Joseph C. Anderson
ORLANDO — Individuals in whom colonoscopy revealed both serrated colon polyps and high-risk adenomas showed a significantly higher risk for developing future high-risk adenomas, and may therefore have an increased risk for colorectal cancer than those with high-risk adenomas alone, according to research presented at the World Congress of Gastroenterology at ACG 2017.
These findings, which researchers also recently published in detail in Gastroenterology, suggest that patients with both serrated polyps (SPs) and high-risk adenomas (HRAs) may benefit from closer surveillance.
“We demonstrated that SPs alone do not predict conventional HRAs,” Joseph C. Anderson, MD, MHCDS, of White River Junction Veterans Affairs Medical Center and Dartmouth College, said during his presentation. “We also found that [SPs] predict future large SPs, so large SPs rather than conventional [HRAs] may be a better surveillance outcome in patients with index SPs to monitor success. ... Finally, we had a novel finding of showing there is an increased risk of HRA in patients with HRA and [sessile serrated polyps (SSPs)] or [traditional serrated adenomas (TSAs)].”
Because only limited data inform surveillance guidelines for patients with SPs detected on index colonoscopy, Anderson and colleagues evaluated population-based data from the New Hampshire Colonoscopy Registry (NHCR) to determine the risk for metachronous lesions in patients with clinically significant SPs, including large SPs exceeding 1 cm, SSPs or TSAs.
They evaluated data on 4,616 individuals (median age, 59 years; 47.5% men) who underwent two colonoscopies at 28 endoscopy facilities (median time to surveillance, 4.9 years). The absolute risk for metachronous HRA was 6.3%, and absolute risk for metachronous large SP exceeding 1 cm was 1.2%.

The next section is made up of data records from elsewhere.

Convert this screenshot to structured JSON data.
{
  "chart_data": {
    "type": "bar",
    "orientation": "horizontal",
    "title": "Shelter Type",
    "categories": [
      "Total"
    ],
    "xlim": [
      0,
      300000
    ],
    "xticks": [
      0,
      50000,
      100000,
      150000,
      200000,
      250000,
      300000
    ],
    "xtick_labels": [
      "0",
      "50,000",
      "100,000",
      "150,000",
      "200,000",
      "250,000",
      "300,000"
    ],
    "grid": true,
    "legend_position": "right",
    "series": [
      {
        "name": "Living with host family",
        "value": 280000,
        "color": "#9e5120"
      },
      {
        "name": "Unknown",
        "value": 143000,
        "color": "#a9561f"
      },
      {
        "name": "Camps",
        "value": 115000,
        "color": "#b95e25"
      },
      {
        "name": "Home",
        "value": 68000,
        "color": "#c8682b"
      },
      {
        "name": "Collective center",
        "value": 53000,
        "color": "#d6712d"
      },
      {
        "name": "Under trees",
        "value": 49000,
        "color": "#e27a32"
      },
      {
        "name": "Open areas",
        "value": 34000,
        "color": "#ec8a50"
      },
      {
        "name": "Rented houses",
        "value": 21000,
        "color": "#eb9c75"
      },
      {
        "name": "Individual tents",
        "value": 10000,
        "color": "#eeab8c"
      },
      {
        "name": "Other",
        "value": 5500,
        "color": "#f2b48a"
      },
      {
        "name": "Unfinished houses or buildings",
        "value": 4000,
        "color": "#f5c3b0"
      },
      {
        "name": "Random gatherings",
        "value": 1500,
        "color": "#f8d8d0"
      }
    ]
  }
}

Compared with patients in a reference group with normal exams, patients with HRA and synchronous SPs (OR = 5.61; 95% CI, 1.72-18.28), those with HRAs and synchronous SSPs or TSAs (OR = 16.04; 95% CI, 6.95-37) and those with HRAs alone (OR = 3.86; 95% CI, 2.77-5.39) on index colonoscopy showed an increased risk for metachronous HRAs. Further, those with only large SPs (OR = 14.34; 95% CI, 5.03-40.86) or SSPs or TSAs (OR = 9.7; 95% CI, 3.63-25.92) at index colonoscopy showed an increased risk for large metachronous SPs.

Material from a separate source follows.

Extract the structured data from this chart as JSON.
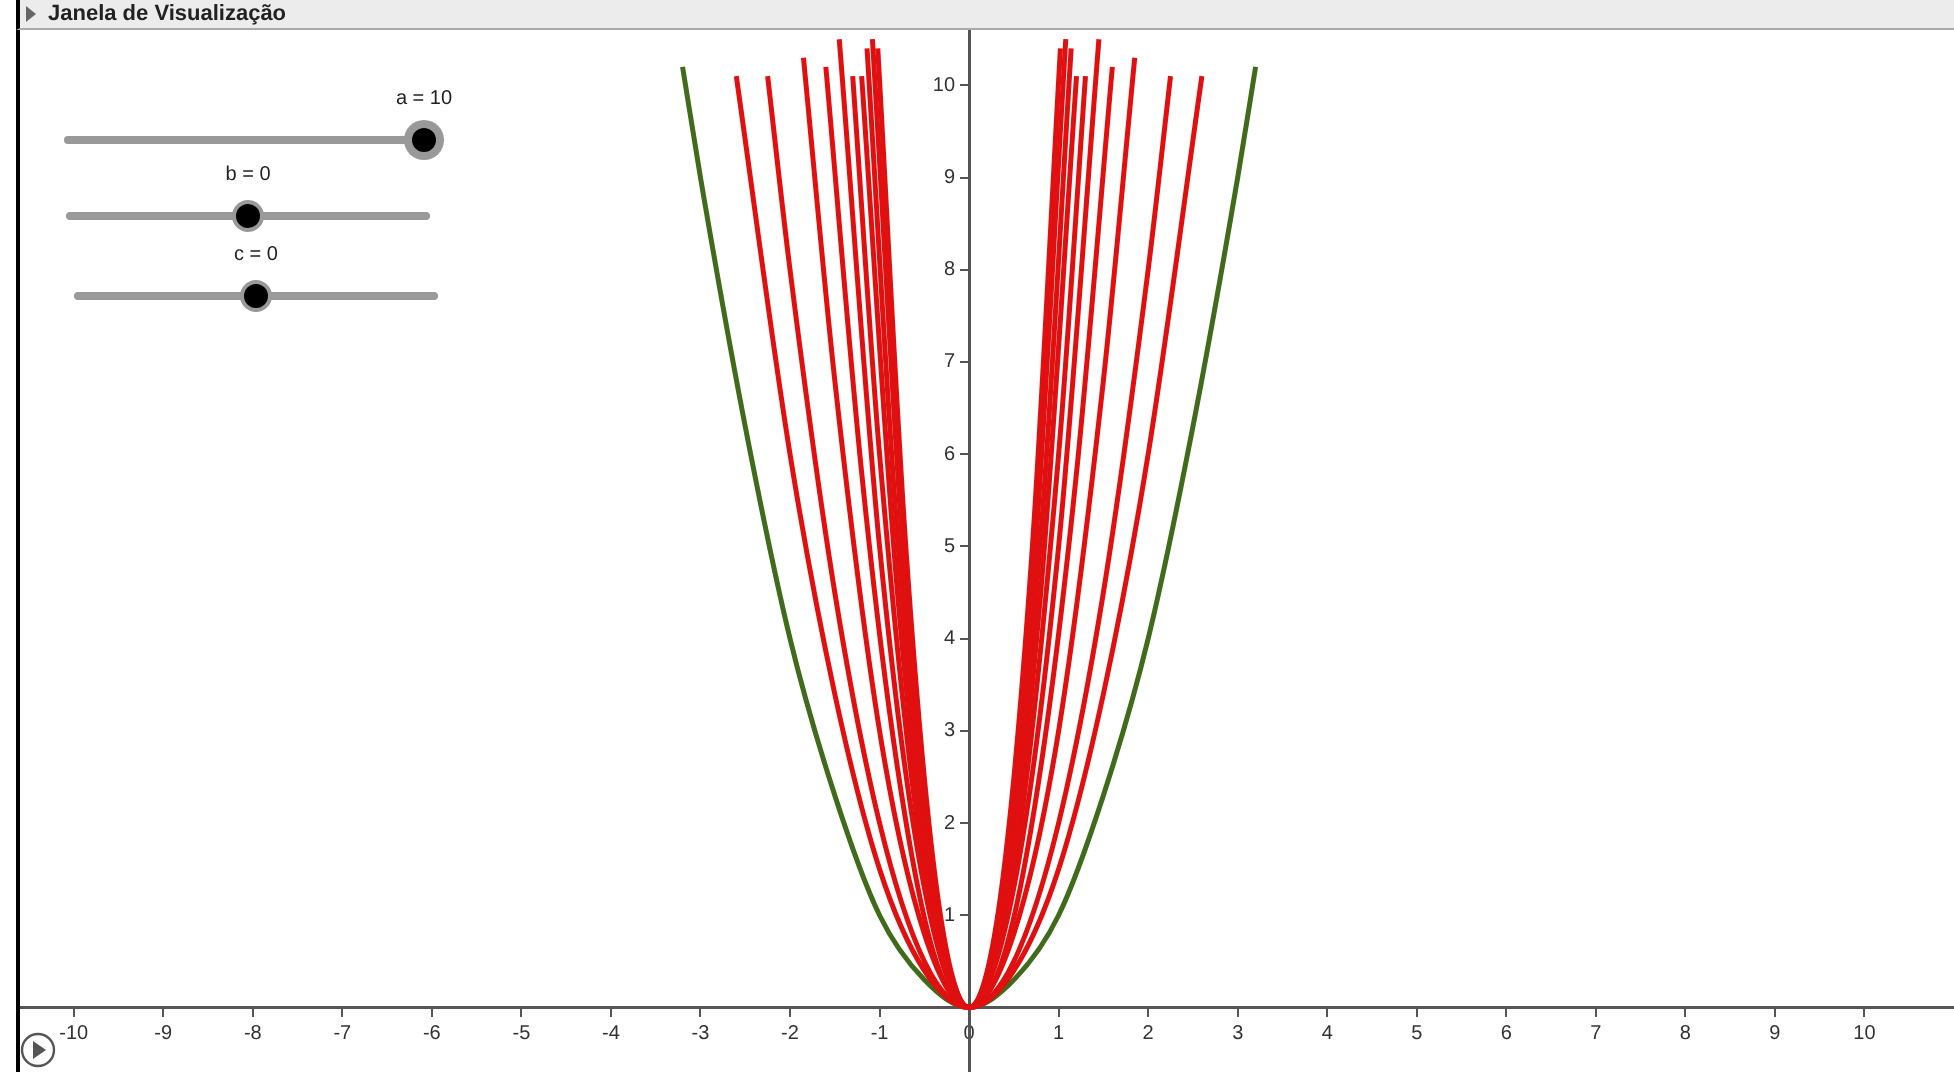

“We have identified a subgroup of individuals with both high-risk adenomas and serrated polyps who may need more intense surveillance such as increased frequency of colonoscopies,” Anderson said in a press release. “We also observed that having serrated polyps on index exam is associated with an increased risk for future serrated polyps but not high-risk adenomas. Examining rates of serrated polyps rather than high-risk adenomas on follow-up colonoscopy may be the best way to monitor the success of surveillance in people with serrated polyps.”

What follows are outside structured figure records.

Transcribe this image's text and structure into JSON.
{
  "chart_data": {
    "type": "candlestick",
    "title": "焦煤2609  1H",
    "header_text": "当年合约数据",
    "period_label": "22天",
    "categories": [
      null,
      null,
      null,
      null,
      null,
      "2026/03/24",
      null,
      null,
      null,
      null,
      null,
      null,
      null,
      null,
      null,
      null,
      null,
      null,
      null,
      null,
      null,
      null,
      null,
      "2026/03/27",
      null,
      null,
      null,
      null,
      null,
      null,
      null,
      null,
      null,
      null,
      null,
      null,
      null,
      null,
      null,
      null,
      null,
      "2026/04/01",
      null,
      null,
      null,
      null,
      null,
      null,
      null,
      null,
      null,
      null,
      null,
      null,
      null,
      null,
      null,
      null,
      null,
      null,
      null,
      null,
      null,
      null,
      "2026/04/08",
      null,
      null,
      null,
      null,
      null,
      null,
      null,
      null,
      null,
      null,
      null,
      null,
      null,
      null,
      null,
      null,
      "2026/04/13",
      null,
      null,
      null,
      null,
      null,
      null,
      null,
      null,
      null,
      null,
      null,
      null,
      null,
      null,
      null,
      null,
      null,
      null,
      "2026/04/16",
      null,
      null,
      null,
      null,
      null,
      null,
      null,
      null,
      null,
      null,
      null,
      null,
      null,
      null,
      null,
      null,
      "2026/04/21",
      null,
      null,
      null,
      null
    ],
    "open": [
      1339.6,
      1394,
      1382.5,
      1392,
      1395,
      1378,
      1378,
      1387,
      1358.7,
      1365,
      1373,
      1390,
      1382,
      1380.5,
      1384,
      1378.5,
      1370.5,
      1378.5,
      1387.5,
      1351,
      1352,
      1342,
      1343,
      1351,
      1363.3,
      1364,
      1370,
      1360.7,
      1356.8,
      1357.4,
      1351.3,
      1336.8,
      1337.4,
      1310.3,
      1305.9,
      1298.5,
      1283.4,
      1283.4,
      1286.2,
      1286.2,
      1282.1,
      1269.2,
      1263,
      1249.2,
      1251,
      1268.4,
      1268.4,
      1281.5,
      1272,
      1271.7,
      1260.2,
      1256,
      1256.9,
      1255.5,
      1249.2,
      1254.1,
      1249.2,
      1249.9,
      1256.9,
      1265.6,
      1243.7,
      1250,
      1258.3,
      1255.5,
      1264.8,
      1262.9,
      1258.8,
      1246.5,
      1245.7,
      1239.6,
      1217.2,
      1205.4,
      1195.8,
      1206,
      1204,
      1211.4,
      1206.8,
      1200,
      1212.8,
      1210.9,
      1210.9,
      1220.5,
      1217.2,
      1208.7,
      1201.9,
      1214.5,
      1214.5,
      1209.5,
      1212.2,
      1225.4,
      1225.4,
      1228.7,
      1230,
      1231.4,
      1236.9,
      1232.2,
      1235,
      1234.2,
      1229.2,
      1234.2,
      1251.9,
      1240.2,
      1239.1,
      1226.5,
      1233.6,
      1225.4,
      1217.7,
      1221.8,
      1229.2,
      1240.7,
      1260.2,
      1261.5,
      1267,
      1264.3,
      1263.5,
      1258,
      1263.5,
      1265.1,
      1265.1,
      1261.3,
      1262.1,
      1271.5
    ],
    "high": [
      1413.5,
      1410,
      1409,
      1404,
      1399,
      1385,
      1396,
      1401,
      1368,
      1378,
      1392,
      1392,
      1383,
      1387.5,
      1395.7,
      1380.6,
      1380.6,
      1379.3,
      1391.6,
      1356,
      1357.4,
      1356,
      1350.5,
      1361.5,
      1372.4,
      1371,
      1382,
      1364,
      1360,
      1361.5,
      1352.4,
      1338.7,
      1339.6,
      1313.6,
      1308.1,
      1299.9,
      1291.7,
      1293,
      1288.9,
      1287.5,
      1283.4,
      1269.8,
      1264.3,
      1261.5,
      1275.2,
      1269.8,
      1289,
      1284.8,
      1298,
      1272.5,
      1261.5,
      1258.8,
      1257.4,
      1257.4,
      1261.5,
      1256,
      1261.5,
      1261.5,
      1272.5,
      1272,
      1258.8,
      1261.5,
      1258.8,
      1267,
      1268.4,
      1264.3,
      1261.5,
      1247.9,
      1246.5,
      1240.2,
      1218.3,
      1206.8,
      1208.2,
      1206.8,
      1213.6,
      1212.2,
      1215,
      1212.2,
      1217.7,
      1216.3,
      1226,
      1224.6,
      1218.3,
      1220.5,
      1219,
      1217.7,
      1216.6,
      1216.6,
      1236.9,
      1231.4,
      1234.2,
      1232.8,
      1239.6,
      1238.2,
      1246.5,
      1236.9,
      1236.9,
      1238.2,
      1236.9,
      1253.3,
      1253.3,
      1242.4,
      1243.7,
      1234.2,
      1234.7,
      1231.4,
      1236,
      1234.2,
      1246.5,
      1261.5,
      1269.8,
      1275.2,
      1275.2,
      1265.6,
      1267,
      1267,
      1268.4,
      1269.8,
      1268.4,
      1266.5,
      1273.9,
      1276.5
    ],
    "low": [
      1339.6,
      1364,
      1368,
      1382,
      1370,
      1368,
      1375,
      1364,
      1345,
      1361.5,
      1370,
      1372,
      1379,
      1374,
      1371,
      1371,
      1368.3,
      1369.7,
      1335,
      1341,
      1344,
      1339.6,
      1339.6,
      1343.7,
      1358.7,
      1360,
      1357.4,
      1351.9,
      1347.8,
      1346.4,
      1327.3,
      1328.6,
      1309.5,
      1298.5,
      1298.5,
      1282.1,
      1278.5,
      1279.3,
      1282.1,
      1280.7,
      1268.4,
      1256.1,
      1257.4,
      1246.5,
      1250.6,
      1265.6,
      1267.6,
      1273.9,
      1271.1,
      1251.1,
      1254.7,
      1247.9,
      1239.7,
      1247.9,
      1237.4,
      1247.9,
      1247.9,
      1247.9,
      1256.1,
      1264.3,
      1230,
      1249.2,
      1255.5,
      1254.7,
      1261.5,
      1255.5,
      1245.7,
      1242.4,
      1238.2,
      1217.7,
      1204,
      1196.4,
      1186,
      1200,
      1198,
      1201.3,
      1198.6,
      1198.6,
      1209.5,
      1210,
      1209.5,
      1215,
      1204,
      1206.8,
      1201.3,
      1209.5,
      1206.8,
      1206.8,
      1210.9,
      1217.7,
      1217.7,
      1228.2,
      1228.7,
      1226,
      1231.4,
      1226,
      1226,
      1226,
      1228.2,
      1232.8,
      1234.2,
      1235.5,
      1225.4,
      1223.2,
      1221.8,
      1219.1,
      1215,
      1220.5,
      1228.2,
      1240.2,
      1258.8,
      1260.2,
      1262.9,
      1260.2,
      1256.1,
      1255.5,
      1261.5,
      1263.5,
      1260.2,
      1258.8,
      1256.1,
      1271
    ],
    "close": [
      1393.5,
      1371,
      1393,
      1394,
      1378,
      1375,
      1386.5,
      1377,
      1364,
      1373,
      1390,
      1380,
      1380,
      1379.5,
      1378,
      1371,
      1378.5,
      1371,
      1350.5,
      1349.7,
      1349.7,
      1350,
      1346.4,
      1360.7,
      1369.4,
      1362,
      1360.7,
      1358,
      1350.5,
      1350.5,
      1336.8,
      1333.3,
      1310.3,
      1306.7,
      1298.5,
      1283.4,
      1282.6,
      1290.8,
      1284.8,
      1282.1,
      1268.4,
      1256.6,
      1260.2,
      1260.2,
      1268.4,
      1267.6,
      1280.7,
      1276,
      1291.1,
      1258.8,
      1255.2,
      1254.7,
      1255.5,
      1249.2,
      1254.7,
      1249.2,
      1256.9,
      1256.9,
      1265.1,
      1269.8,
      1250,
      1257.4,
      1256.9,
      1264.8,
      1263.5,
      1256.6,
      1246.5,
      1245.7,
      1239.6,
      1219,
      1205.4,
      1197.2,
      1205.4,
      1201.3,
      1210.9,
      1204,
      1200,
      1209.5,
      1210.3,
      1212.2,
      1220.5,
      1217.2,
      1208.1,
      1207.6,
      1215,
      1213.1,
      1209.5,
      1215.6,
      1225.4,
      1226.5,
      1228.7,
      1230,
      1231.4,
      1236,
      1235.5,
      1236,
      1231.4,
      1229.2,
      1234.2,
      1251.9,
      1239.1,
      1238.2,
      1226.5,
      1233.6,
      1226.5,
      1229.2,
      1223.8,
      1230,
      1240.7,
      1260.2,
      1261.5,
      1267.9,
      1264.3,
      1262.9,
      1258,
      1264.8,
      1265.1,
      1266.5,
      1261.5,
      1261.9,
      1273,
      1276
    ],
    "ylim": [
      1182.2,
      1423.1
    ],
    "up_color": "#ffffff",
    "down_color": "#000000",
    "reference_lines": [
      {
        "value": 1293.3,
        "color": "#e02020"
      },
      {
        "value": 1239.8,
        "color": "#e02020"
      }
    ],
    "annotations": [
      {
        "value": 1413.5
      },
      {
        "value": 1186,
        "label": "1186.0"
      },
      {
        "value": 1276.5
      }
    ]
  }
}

One of the strengths of this study is the large size, thoroughness and longitudinal nature of the NHCR registry, which has collected comprehensive data on more than 150,000 colonoscopies across New Hampshire since 2004, according to the press release.
“We follow patients at each successive colonoscopy and can examine the risk that patients can have for future polyps based on an index exam,” Anderson said in the press release. “The NHCR provided data for a large group of individuals who had both an index and follow-up colonoscopy allowing us to address the important clinical question of risk for people with serrated polyps.”
Anderson and colleagues plan to further study risk factors and genetic mutations that can help identify individuals at risk for both serrated polyps and high-risk adenomas, who may therefore be at an increased risk for colorectal cancer, according to the press release.
A poster being presented at the meeting showed “that smoking is a particularly high-risk factor for both these groups,” he noted during his presentation. – by Adam Leitenberger
Anderson JC, et al. Abstract 1. Presented at: World Congress of Gastroenterology at American College of Gastroenterology Annual Scientific Meeting; Oct. 13-18, 2017; Orlando, FL.
Anderson JC, et al. Gastroenterol. 2017;doi:10.1053/j.gastro.2017.09.011.
Disclosures: The researchers report no relevant financial disclosures.
Editor's note: This article was updated on October 30 with clarifications from the study author.